Preparation Checklist

  • Print or share the 10 paradigm mapping abstracts (Part A of lab). Prepare answer key with classifications.
  • Ensure students have access to at least two academic databases (Google Scholar + institutional access to Scopus/IEEE/ProQuest).
  • Prepare a live demonstration of the Research Onion using a sample topic — e.g., "What factors influence customer satisfaction with food delivery apps?" — peeling each layer.
  • For BCA-strong cohorts: spend extra time on Research vs. Development distinction with computing-specific examples.
  • For mixed cohorts: use the Cross Questions (CQ4) to spark a productive BBA-BCA dialogue about evidence standards.

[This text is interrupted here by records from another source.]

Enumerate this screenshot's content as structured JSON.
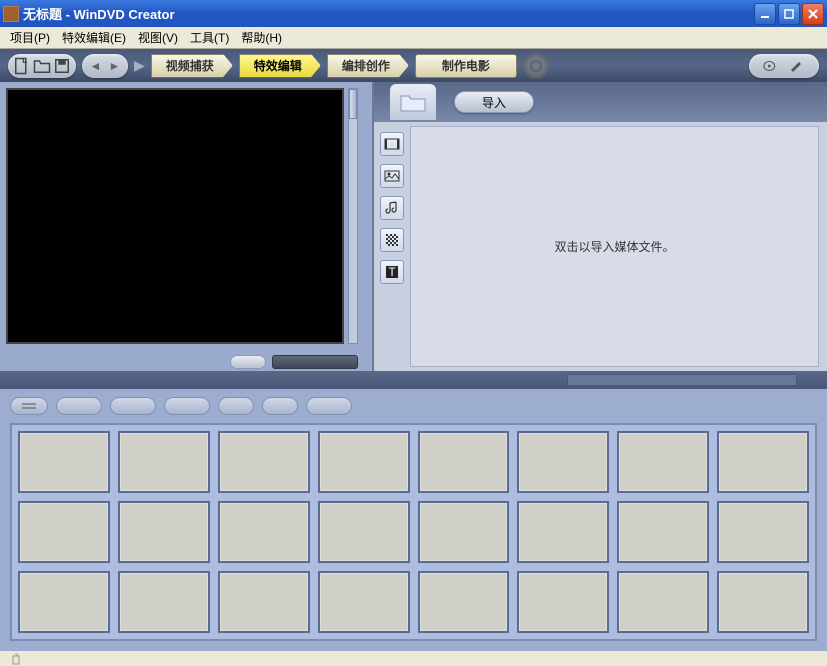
{
  "window": {
    "title": "无标题 - WinDVD Creator"
  },
  "menu": {
    "project": "项目(P)",
    "effects": "特效编辑(E)",
    "view": "视图(V)",
    "tools": "工具(T)",
    "help": "帮助(H)"
  },
  "steps": {
    "capture": "视频捕获",
    "edit": "特效编辑",
    "author": "编排创作",
    "make": "制作电影"
  },
  "import": {
    "label": "导入"
  },
  "media": {
    "hint": "双击以导入媒体文件。"
  },
  "icons": {
    "new": "new-file",
    "open": "open-file",
    "save": "save-file",
    "undo": "undo",
    "redo": "redo",
    "folder": "folder",
    "video": "video-clip",
    "image": "image",
    "audio": "audio-note",
    "effect": "effect-pattern",
    "text": "text-title",
    "trash": "trash"
  }
}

Common Student Difficulties

  • Confusing "research" with "reading about a topic": Emphasize the systematic, empirical nature of research. Reading 10 articles and summarizing them is a literature review, not research.
  • The Research Onion feels abstract: Use a concrete worked example through all six layers. Better: have students apply each layer to their own tentative topic.
  • BCA students resisting non-coding work: Acknowledge the impulse. Then reframe: the methodology is what distinguishes a capstone from a personal project. Employers value the ability to think rigorously.
  • BBA students unsure about quantitative methods: Reassure them that Unit 3 provides extensive hands-on training. For now, focus on conceptual understanding.

Pacing Tips

  • If time is tight: shorten the "Characteristics of Good Research" section (it's intuitive for most students) to leave more time for the onion and the paradigm mapping lab.
  • If the cohort is engaged by the BBA vs. BCA comparison: let the discussion run — this early cross-disciplinary dialogue sets the tone for the entire course.
  • The exit ticket is essential — it surfaces misconceptions before Week 2's deeper dive into paradigms.